Making Use of Super Public Data

Super Public data gives you access to the raw text of posts that users have chosen to make public. This sample content is a great way to improve your filters and classifiers.

What is a Super Public post?

A Super Public post is a story that is:

  • Posted by someone who has “Who can see your future posts?” set to “Public” under their Privacy Settings
  • Posted by someone who has the Follow setting enabled, allowing non-friends to see their stories
  • Is not posted to someone else’s Timeline

Essentially these are stories that an author has chosen to share publicly.

If you have access to the Super Public feature any posts that match your running Interaction Filters will be cached alongside your usual PYLON recordings.

How can they help me?

Super Public posts unlike other stories give you access to the raw text content of the post. Here's an example post:

    "fb": {
        "media_type": "photo",
        "content": "I love how the rear seats fold flat in the BMW X5",
        "language": "en",
        "hashtags": [
        "topics": [
                "name": "BMW",
                "id": 565634324
        "topic_ids": [
    "interaction": {
        "subtype": "story",
        "content": "I love how the rear seats fold flat in the BMW X5"
    "tag_tree": {
        "automotive": {
            "bmw": {
                "X_Series": [
    "links": {
        "code": [
        "domain": [
        "normalized_url": [
        "url": [

Note that demographic details or sentiment values are not available for Super Public posts. However content, topics, tags or scores (if you've added these with classification rules) and links targets are available.

The posts are very useful for two purposes:

  • Validation - You can use these posts to check the validity of your Interaction Filter
  • Machine learning - You can use these posts to train machine learning models and build classifiers to run within your Interaction Filters

note icon

Note that because demographic details and sentiment details are not available, if your interaction filter requires these targets you may recieve no super public samples. For example if your filter reads:

fb.content contains_any "BMW, Honda, Ford" AND == "United States"

Then you will recieve no super public posts because your filter mandates the author must be in the US, yet super public posts do not have a value for the target. You can work around this limitation by modifying your country condition.
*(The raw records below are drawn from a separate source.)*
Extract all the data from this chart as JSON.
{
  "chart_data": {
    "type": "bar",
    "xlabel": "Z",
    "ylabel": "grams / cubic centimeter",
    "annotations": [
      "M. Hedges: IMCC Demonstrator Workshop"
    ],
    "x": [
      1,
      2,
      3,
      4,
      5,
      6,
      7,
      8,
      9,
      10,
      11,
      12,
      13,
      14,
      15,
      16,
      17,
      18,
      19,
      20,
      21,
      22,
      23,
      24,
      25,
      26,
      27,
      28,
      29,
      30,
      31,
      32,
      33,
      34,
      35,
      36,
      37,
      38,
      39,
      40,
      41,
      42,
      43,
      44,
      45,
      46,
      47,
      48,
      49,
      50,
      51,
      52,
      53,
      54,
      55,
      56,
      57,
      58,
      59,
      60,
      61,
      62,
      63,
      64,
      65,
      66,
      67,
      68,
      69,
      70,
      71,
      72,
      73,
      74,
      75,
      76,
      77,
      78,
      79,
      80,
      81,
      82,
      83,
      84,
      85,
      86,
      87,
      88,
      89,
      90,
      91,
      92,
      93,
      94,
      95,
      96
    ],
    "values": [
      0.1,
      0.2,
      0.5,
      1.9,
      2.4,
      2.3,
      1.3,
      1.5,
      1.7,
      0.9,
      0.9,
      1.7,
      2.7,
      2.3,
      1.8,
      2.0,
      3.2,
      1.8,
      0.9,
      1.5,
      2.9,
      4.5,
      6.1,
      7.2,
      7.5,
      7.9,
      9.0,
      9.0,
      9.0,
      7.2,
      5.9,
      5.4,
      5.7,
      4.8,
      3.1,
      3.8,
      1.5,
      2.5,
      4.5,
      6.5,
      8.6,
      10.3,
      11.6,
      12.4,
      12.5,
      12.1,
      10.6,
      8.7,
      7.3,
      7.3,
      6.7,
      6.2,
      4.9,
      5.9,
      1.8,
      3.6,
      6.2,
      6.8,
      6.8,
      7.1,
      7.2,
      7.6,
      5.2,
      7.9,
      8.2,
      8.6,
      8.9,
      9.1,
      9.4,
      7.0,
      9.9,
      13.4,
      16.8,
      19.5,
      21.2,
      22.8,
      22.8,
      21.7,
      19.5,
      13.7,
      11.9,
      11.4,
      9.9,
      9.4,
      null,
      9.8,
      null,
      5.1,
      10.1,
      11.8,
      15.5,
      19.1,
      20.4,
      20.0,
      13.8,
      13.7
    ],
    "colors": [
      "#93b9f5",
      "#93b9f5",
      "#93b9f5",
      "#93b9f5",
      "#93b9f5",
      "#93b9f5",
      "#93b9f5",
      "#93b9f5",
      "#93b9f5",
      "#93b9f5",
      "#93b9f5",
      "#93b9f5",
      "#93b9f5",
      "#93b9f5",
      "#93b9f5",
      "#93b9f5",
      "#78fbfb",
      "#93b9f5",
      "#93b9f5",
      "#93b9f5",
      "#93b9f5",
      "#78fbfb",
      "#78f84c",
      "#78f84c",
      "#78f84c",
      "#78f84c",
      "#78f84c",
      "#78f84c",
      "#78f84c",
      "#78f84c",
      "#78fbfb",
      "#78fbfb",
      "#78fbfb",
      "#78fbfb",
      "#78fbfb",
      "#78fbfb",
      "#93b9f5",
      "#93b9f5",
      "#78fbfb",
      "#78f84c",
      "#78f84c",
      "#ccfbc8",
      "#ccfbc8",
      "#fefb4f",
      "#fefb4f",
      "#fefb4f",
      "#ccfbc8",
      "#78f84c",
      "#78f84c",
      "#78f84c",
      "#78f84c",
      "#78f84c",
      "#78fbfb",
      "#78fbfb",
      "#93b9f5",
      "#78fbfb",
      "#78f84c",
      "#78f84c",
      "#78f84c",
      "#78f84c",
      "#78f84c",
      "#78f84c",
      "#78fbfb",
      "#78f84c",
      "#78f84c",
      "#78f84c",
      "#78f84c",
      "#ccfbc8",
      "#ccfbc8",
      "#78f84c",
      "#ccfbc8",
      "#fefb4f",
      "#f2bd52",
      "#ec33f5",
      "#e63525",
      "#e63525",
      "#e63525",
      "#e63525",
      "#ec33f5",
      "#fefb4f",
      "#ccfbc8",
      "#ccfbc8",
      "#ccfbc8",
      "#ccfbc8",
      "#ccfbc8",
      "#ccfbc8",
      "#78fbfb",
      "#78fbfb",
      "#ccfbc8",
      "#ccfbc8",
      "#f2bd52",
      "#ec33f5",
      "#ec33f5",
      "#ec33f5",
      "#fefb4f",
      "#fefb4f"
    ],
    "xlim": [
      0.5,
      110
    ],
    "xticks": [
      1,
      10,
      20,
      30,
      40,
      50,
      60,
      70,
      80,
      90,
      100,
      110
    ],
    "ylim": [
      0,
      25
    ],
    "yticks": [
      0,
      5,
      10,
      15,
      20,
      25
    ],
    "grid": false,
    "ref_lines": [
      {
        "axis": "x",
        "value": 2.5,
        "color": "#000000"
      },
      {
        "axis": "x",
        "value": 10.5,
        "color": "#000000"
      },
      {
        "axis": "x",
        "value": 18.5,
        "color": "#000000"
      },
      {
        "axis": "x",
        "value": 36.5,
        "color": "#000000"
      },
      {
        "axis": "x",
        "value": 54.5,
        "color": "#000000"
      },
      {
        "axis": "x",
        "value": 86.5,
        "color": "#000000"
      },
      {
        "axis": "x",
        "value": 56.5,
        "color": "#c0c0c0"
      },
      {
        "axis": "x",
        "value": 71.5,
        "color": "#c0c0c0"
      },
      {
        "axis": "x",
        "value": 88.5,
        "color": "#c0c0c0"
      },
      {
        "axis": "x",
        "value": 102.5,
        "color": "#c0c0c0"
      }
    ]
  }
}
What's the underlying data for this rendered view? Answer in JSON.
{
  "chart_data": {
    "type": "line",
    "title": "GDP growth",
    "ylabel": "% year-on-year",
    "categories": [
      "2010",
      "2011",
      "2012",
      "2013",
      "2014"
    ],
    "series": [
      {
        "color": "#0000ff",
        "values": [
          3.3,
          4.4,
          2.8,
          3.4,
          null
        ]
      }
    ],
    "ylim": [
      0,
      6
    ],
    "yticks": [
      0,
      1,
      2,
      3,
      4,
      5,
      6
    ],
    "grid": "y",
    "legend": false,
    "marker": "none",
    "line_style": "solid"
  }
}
As all non-public interactions do have countries and no super public posts have countries you can modify your filter as follows:

fb.content contains_any "BMW, Honda, Ford" 
AND ( in "United States" or (not exists))

This will record only interactions from US authors into your index, but will give you super public posts from all countries to inspect.

How do I access Super Public posts?

You can access these posts using the /pylon/sample endpoint, specifying the recording you'd like the related Super Public posts for.

All Super Public posts that match your Interaction Filter will be stored, however you can only retreive a maximum of 100 posts an hour through the endpoint.

Although you can only retrieve 2,400 super public posts per day from the API you can use query filters and time ranges to find the most relevant posts.

Platform limits for Super Public data

To make the most of Super Public data, it's important to understand the following limits.

  • For each of your recordings the platform caches up to 1 million super public posts per day.
    • This limit is separate to the 1 million interactions / per day limit set on recordings.
    • The volume of super public posts is around 5% of the volume of topic data stories we receive from Facebook. So in practice, if your recording hits the 1 million interaction limit far fewer super public posts will have been cached, so these will continue to be cached until the separate limit is hit.
  • Super Public posts are expired in accordance with the same 32-day retention period as Topic Data.
  • Identity-level recording limits are also applied to super public post caching. If the identity running the recording is limited to 100,000 then this limit will also apply to the related cache of super public posts.

Validating your Interaction Filters

The first use case for Super Public posts is to validate your Interaction Filters.

For instance if you're filtering on certain topics or content keywords, you can check that the Super Public posts match these criteria. This will show that the right data is being recorded into your index.

To improve your Interaction Filter you might:

  • Find false positive terms to add to your filters

  • Expand the lists of words and phrases you use for filtering to reflect the way people really talk
  • Collect steady stream of over time to understand how conversations change and new terms arise

Equally you can also validate that your classification rules are working as expected. The Super Public posts will also be run through your tagging and scoring rules, just like non-public posts.

Read our design pattern on validating filters using super public data >

Building machine learned classifiers

Machine learned classifiers give you a powerful way of adding your own value to data.

The first step to build a machine learned classifier is to acquire a training set of data. You can regularly request data from the /pylon/sample endpoint to build up a training set.